The Anti-Co-Op Act
This article is from the archive of The New York Sun before the launch of its new website in 2022. The Sun has neither altered nor updated such articles but will seek to correct any errors, mis-categorizations or other problems introduced during transfer.
It’s no doubt going to take a few weeks for the idea to sink into the city’s political debate that the city council is toying with the idea of a law to require co-op boards to tell applicants why they have been rejected. Yet, as the Sun’s David Lombino reported Monday, they seem to be seriously considering it. The chief proponent of the bill, Hiram Monserrate of Queens, told Mr. Lombino that, “the issue is really one about fundamental fairness. A citizen of America who wants to purchase a co-op in an apartment building in a certain part of New York City should be given the reason they are denied. They should be told why.”
The theory seems to be that it isn’t enough that laws already bar racial, gender, disability, religious, or age discrimination – or bias of just about any other stripe – in housing. Potential homebuyers have the right to hear a co-op board tell them that they just don’t think they would get along. The city council has a track record enacting frivolous and embarrassing laws, but this is something special. If illegal discrimination can’t be uncovered, a co-op board would be foolish indeed to admit it in one of these new disclosures. But it’s not hard to see this being an invitation for increased litigation as more disgruntled would-be buyers take co-op boards to court to get them to reconsider their decisions.
Call it the “Anti-Human Nature Codification Act.” As anyone who has worked in an office can attest, getting along with every member of a large group can be difficult indeed. As anyone who has ever shared accommodations with a less-than-stellar roommate would add, living with someone you don’t like can be even worse. One attraction of co-op living has been that it offers the opportunity to avoid living near people with whom an owner senses he or she would come into conflict. The law already bars outright discrimination, but it shouldn’t try to bar personality differences, differences of taste, or other bases on which Americans exercise the right of free association the Constitution forbids the Congress and subsidiary legislatures from abridging.
Indeed, in its nature the idea being developed in the council here is hostile to the very idea of cooperative living, which has become a standard way of association for hundreds of thousands of New Yorkers.
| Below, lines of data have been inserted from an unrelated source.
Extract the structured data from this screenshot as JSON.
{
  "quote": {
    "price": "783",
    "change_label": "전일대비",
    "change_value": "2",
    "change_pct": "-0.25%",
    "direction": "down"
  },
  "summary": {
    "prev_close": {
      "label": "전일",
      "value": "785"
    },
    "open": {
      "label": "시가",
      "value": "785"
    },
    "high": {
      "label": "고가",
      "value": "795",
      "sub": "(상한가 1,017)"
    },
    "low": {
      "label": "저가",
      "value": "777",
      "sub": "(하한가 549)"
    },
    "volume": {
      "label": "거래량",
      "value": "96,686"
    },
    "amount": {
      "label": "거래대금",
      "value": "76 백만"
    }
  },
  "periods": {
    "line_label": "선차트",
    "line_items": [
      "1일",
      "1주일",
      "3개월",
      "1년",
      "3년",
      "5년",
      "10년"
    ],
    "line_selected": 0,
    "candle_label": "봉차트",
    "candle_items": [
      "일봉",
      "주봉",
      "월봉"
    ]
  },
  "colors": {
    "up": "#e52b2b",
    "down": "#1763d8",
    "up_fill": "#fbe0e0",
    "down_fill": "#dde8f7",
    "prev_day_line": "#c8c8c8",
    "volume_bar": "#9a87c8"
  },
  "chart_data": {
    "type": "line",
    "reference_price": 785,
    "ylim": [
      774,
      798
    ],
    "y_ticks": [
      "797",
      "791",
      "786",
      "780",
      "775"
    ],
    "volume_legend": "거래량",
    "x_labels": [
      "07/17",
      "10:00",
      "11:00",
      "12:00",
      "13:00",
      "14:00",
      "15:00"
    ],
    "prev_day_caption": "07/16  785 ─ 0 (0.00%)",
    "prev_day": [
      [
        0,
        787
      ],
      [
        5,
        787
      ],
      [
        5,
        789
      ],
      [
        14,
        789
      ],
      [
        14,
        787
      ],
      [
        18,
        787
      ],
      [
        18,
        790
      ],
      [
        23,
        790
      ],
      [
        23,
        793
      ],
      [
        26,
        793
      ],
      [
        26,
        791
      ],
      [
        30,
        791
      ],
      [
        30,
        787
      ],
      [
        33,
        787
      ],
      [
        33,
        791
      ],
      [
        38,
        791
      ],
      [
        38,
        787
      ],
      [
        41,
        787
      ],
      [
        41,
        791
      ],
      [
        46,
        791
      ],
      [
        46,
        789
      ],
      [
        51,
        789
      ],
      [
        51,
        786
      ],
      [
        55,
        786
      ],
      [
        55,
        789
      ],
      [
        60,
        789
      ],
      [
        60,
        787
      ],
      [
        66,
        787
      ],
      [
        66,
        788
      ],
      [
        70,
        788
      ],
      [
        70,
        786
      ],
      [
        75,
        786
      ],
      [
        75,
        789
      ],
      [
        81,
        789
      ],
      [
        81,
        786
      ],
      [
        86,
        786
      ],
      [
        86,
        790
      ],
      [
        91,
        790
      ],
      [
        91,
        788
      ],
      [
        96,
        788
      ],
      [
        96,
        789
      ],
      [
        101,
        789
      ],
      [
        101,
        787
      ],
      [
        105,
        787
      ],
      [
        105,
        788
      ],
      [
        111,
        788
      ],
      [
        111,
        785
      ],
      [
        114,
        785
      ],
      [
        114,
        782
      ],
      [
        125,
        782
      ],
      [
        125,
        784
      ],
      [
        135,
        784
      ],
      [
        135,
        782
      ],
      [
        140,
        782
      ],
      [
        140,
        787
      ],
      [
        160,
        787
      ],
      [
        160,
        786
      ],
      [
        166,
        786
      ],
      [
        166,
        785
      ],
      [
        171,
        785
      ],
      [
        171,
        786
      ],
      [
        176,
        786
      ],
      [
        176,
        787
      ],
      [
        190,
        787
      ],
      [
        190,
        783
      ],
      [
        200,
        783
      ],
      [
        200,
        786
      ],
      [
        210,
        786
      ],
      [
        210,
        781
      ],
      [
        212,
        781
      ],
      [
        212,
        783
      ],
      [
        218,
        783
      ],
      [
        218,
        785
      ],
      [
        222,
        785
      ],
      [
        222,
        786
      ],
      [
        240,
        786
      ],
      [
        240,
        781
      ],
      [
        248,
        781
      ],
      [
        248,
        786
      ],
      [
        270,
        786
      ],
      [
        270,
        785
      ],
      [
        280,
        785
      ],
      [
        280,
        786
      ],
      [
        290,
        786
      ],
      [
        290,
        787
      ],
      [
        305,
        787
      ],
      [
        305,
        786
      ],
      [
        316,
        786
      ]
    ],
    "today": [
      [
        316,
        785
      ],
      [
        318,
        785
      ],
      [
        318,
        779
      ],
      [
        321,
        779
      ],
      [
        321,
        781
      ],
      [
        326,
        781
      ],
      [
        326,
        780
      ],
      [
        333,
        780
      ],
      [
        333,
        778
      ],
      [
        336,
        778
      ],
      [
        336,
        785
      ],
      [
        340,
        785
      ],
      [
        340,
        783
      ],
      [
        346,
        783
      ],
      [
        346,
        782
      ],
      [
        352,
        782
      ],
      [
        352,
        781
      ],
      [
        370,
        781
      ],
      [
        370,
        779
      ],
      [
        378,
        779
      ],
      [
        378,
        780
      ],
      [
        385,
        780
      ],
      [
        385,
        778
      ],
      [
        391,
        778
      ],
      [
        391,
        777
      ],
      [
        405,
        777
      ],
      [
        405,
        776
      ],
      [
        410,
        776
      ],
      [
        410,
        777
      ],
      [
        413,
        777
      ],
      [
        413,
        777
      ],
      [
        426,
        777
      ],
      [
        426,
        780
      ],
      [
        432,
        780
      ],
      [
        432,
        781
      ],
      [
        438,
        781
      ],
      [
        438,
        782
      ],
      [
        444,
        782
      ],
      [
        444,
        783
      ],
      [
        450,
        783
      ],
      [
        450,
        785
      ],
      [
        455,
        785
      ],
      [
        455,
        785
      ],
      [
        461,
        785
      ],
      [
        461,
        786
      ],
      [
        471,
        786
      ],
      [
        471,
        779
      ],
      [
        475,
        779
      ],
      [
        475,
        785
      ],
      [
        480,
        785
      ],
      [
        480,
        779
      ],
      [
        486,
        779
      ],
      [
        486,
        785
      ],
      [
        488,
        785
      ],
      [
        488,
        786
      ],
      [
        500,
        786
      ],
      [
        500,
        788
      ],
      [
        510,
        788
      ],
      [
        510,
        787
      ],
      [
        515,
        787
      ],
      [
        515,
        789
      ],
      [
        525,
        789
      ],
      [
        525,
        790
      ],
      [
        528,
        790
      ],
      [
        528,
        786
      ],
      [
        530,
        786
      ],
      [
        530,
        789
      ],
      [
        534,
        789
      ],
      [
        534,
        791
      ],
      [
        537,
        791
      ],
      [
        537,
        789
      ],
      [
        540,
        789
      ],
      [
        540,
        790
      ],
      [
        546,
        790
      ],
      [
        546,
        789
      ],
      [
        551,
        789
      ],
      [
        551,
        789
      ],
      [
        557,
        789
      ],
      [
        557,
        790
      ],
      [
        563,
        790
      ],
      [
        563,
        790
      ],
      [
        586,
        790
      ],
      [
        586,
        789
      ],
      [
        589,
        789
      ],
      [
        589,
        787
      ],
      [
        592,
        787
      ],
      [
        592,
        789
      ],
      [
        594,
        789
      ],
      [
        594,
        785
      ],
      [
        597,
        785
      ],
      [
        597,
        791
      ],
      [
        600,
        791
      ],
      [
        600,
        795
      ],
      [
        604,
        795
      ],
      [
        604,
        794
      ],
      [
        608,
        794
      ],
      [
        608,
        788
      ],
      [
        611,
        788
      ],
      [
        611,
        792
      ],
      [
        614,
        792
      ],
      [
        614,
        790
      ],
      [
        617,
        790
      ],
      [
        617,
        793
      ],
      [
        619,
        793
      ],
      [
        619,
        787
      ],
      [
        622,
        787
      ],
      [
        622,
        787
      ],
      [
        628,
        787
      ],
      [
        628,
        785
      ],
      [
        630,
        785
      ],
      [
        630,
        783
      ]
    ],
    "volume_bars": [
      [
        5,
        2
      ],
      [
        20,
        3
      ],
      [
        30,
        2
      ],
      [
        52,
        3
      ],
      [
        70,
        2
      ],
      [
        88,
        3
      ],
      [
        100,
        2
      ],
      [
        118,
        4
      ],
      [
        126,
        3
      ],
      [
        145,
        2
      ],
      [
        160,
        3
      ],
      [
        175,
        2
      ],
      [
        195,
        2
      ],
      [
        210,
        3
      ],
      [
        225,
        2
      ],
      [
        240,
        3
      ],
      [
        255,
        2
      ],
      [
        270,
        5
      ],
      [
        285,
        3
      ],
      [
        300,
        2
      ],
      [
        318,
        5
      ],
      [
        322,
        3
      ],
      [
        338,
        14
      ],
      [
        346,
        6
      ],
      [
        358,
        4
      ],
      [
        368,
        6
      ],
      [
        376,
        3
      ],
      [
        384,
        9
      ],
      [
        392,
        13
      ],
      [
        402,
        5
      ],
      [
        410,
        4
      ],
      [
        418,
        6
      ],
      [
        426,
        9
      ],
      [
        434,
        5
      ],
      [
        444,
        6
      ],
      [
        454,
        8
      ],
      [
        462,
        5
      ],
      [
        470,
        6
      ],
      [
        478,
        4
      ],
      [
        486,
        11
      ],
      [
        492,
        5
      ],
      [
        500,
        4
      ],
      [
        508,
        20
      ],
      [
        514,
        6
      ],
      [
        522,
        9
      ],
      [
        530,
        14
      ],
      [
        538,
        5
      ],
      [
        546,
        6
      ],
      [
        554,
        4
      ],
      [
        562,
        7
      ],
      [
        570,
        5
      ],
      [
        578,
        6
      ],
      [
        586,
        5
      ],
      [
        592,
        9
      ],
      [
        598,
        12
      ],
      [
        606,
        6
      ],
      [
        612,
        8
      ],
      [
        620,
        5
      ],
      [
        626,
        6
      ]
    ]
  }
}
But maybe there’s a silver lining to this dubious idea. To judge by the bill’s text, the city council has suddenly stumbled into an interest in things that have “interfered with economic transactions, limited mobility, [and] exacerbated the City’s housing shortage by impeding the optimal efficiency of the housing market.” If that’s what’s bothering the council, it will eventually get around to rent control and overly restrictive zoning.